Several small optimizations

1. If the $a[i]==b[j]$ (subscript starting from $1$) is satisfied, you can actually take the $lev (i,\ j) =lev (i-1,\ j-1) $ directly. Because the characters are the same at this time, no editing action is required. This optimization can also be derived from the unequal relations of the above-mentioned transfer equations.

2. If you use a scrolling array, the spatial complexity can be reduced to $o (2*max\{m,\ n\}) $. However, you can also save $lev (i-1,\ j-1) $ to reduce the complexity of the space to $o (max\{m,\ n\}) $, as follows:

1 intdp[1010];2 voidWork () {3      for(intj=1; j<=lenb; J + +) Dp[j] =J;4     intT1, T2;5      for(intI=1; i<=lena; i++) {6T1 = dp[0]++;7          for(intj=1; j<=lenb; J + +) {8t2 =Dp[j];9             if(a[i-1]==b[j-1])TenDP[J] =T1; One             Else ADp[j] = min (t1, min (dp[j-1], Dp[j]) +1; -T1 =T2; -         } the     } -printf"%d\n", Dp[lenb]); -}

The above is the basic introduction of the Levenshtein distance algorithm, if you like, please order a recommendation ~ ~ If you have valuable comments, welcome to the comments below the area proposed OH ~

This article is based on the Creative Commons Attribution-NonCommercial use-Shared 4.0 International License Agreement published, welcome to quote, reprint or deduction, but must retain the attribution Blackstorm and this article link http://www.cnblogs.com/BlackStorm/p/ 5400809.html and cannot be used for commercial purposes without permission. Please contact me if you have any questions or authorization to negotiate.

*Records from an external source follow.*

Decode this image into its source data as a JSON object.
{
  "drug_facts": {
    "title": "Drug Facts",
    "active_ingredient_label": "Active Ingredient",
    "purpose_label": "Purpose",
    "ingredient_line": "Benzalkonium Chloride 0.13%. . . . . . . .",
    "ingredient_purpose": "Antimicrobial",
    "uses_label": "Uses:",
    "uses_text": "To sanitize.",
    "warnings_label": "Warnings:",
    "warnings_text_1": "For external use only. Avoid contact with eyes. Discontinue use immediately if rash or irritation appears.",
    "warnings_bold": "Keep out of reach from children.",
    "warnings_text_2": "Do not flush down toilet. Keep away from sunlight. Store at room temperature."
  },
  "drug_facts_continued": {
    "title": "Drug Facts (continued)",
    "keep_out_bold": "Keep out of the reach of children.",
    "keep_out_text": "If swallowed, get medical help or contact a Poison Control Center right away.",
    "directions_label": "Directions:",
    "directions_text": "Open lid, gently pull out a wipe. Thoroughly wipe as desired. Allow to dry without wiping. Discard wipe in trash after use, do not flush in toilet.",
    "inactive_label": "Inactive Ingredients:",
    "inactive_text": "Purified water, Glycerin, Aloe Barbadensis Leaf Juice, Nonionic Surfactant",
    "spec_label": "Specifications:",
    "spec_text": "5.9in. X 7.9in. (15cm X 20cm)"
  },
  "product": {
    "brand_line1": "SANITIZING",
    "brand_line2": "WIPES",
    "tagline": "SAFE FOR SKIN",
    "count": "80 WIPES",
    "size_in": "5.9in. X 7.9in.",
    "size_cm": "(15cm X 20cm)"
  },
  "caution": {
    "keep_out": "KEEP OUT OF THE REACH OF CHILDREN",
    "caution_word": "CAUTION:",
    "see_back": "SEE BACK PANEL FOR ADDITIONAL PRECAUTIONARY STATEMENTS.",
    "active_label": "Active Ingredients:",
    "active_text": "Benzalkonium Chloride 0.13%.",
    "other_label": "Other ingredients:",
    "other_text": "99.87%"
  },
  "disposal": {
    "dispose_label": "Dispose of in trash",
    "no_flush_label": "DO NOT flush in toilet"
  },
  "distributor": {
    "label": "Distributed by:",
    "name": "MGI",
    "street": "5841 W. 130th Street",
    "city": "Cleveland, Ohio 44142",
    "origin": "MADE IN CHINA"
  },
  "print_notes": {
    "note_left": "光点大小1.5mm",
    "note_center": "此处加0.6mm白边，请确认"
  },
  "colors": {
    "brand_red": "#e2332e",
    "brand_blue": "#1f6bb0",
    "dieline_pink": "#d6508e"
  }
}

string editing distance (Levenshtein distance) algorithm

Contact Us

The content source of this page is from Internet, which doesn't represent Alibaba Cloud's opinion; products and services mentioned on that page don't have any relationship with Alibaba Cloud. If the content of the page makes you feel confusing, please write us an email, we will handle the problem within 5 days after receiving your email.

If you find any instances of plagiarism from the community, please send an email to: info-contact@alibabacloud.com and provide relevant evidence. A staff member will contact you within 5 working days.

A Free Trial That Lets You Build Big!

Start building with 50+ products and up to 12 months usage for Elastic Compute Service

  • Sales Support

    1 on 1 presale consultation

  • After-Sales Support

    24/7 Technical Support 6 Free Tickets per Quarter Faster Response

  • Alibaba Cloud offers highly flexible support services tailored to meet your exact needs.